Dicembre è arrivato e per gli italiani arriva la sfida più difficile: vivere il Natale, comportandosi in maniera tale da non favorire la diffusione del Coronavirus. Matteo Bassetti, da ospite di Tagadà, ha spiegato il suo punto di vista su quali dovranno essere le regole da rispettare, soprattutto nell'ambiente casalingo dove il prossimo Dpcm per ragioni costituzionali non potrà dare regole, ma sole raccomandazioni. In particolare si è schierato contro l'idea di fare un test prima di un cenone o di un pranzo festivo, poiché rischierebbe di sminuire l'importanza di tenere comportamenti prudenti.

Allo stesso modo ha palesato un punto di vista critico sul fatto che l'Italia potrebbe vietare gli spostamenti tra i paesi.

Coronavirus: Bassetti spiega come andrebbe passato il Natale

Matteo Bassetti, rispondendo a domanda precisa, non consiglia l'ipotesi di fare un test per il coronavirus prima di vedere i parenti a Natale. "Non lo consiglio - ha spiegato - perché è fuorviante".

Prima di risultare infetti a un test per il coronavirus, potrebbero infatti passare giorni dal contatto e dall'avvenuta infezione.

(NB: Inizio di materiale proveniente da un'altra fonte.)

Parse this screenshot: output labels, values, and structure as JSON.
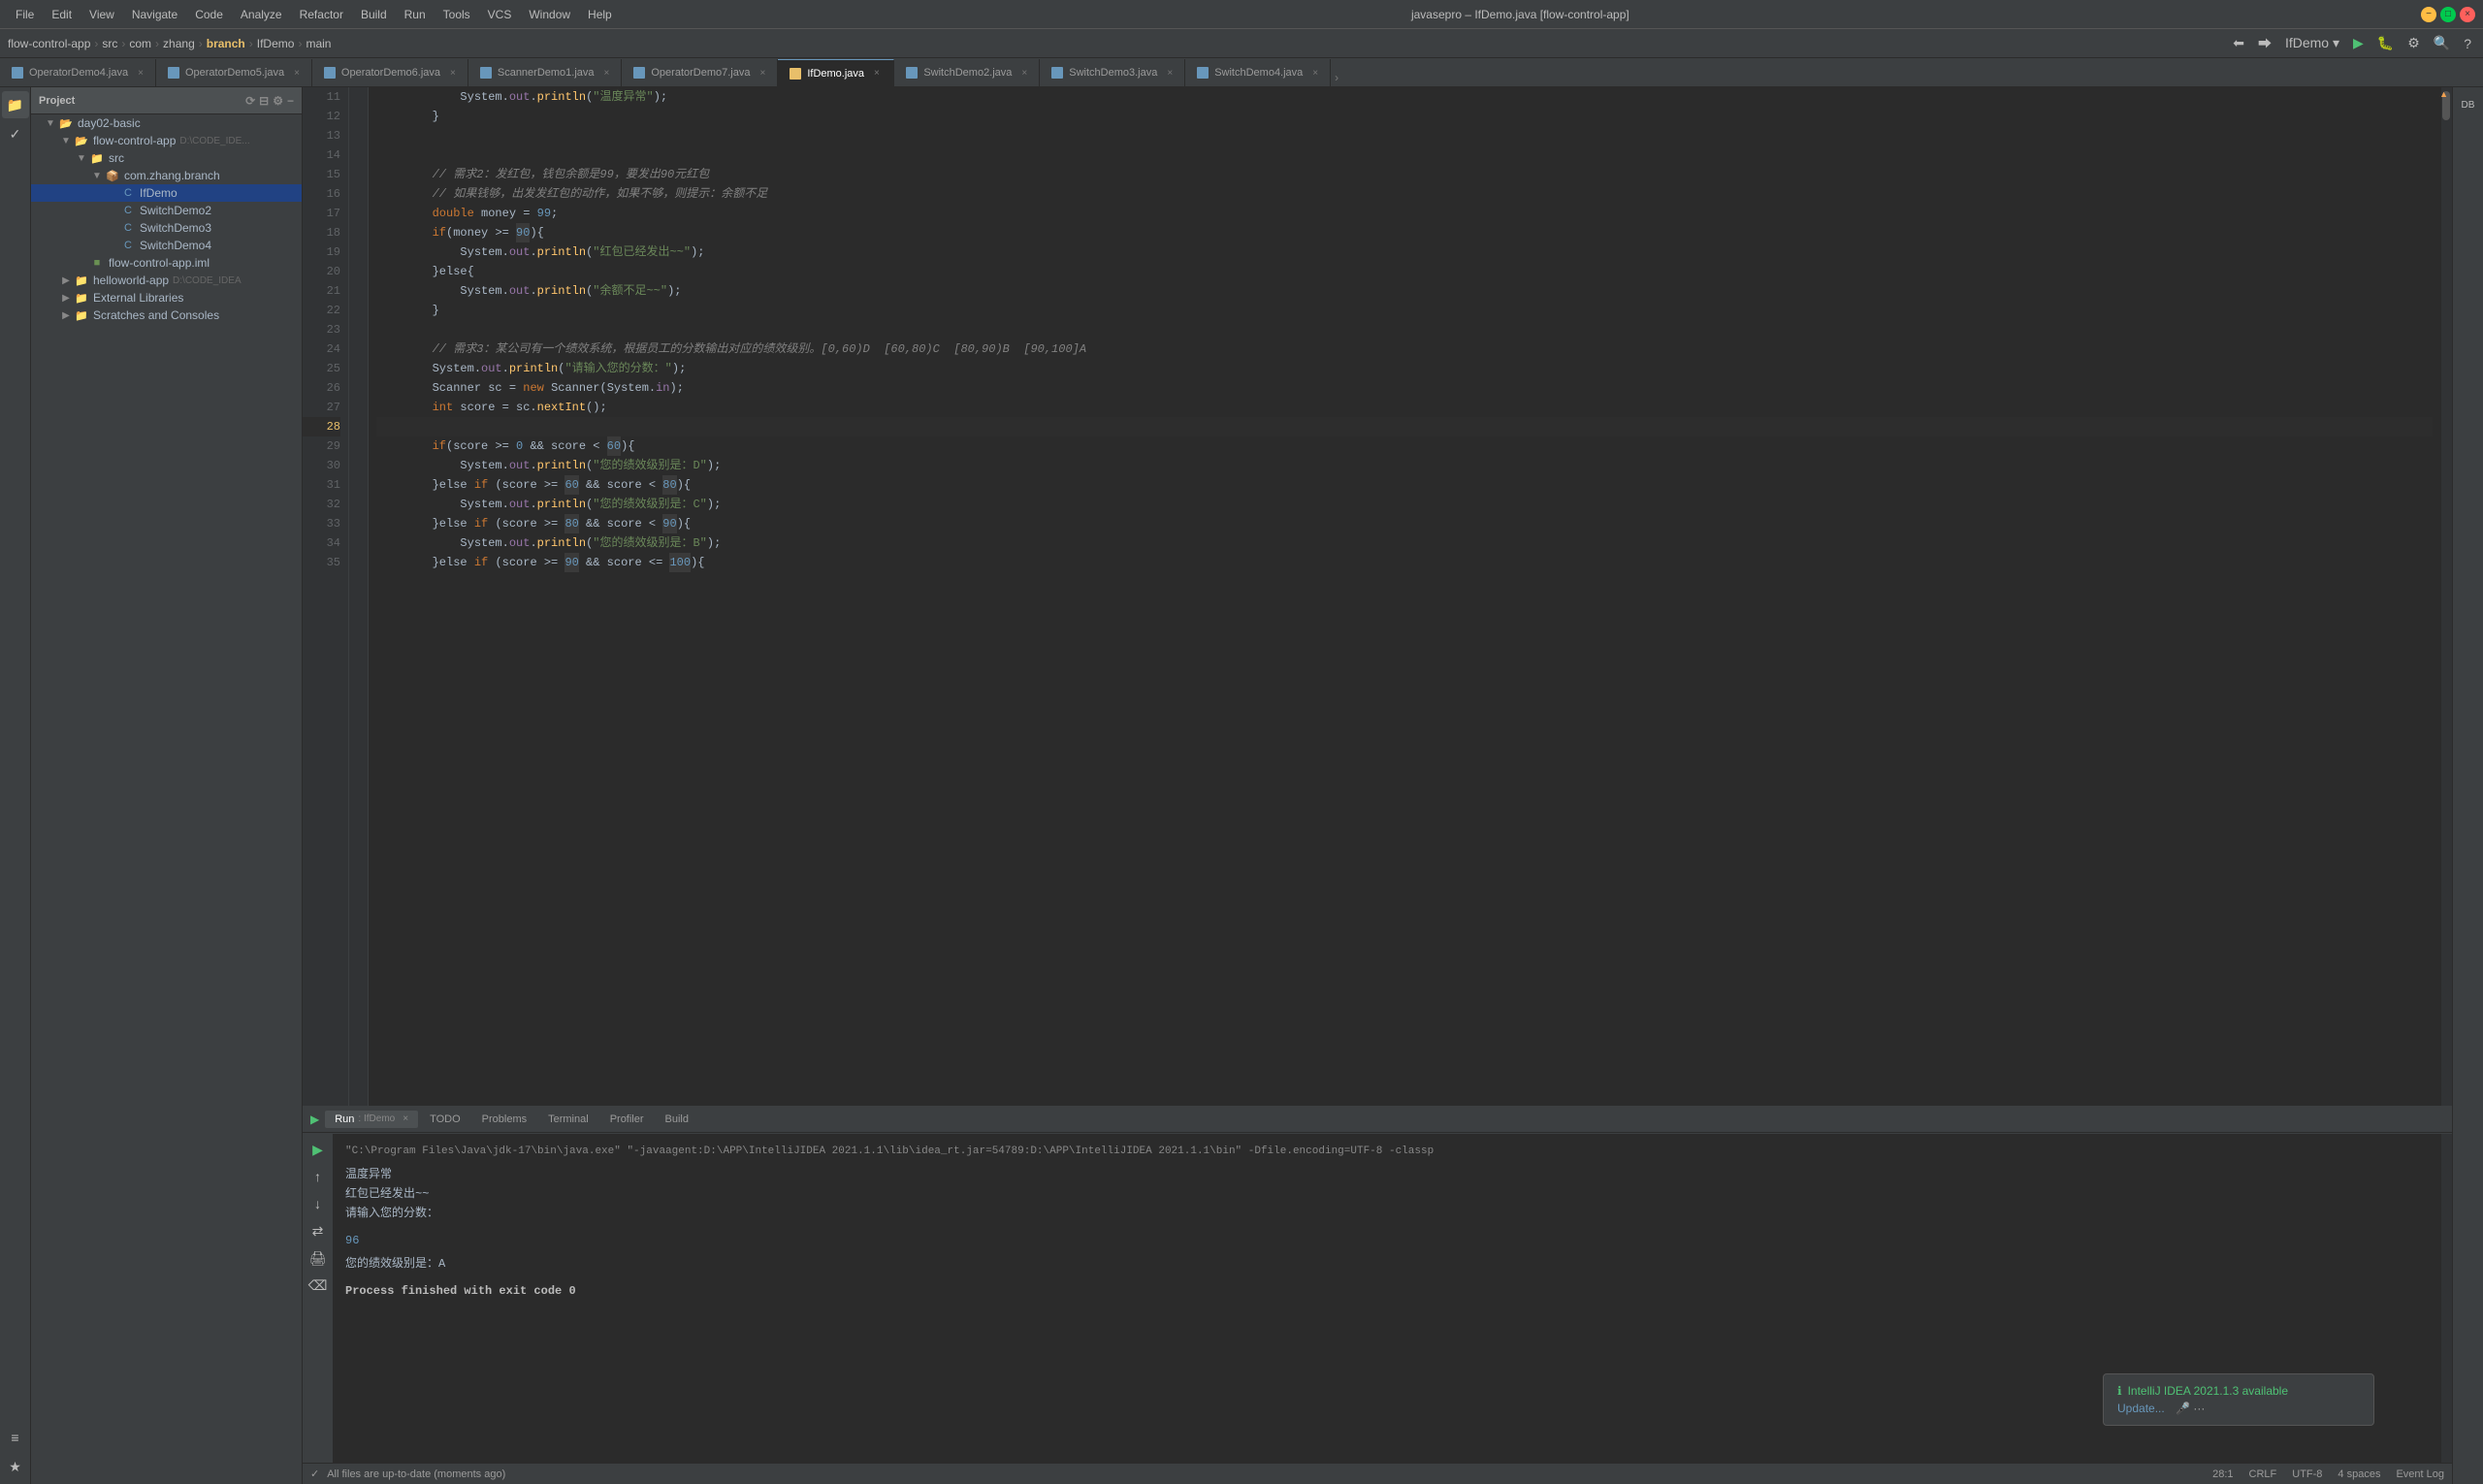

Ecco perché Bassetti ricorda cosa, a suo avviso, si sia sbagliato dopo le ultime vacanze estive. "Abbiamo fatto - sottolinea - l'errore con i test rapidi, facendoli a della gente che due giorni dopo forse è diventata positiva. Evitiamo di dare false patenti che non servono a un granché".

Per l'infettivologo i test devono essere fatti con presupposti precisi. "Vanno utilizzati - spiega - quando c'è stato un contatto certo. Quando siamo di fronte a dei sintomi. Non devono essere utilizzati come un liberi tutti, perché finiamo per fare più danno che beneficio".

E sul come trascorrere le feste: "Io credo si possa pensare di fare un Natale diverso, limitato come numeri a non oltre otto-dieci persone.

Mascherina soprattutto per le persone più anziane, magari un Ffp2. Una cosa rapida e distanziandosi. Evitiamo gli abbracci e i baci per i classici auguri natalizi".

Dpcm: Bassetti critico sul divieto di spostamento

Questo è però anche il periodo in cui si parla di Dpcm che andrà in vigore il prossimo 4 dicembre e che riguarderà anche il Natale. L'Italia viaggia verso la totale zona gialla.

L'auspicio si scontra, però, con il fatto che nel periodo festivo potrebbero essere inseriti divieti di spostamento da una regione all'altra. "Io - ha precisato l'infettivologo - penso che ci siano alcune cose della vita, legate al lavoro, che è giusto limitare, ma nella vita sociale in un periodo come quello del Natale è sbagliato vietarle". "Vorrei - ha proseguito - guardare cosa fanno negli altri paesi. Mi pare che il blocco dello spostamento all'interno dello stesso Paese non avvenga in nessuno altro paese europeo". "Sarebbe bene - ha incalzato - guardare un po' cosa fanno gli altri. Io mi ricordo che a scuola quando qualcuno non era bravo sapeva almeno copiare, noi invece non sappiamo nemmeno copiare".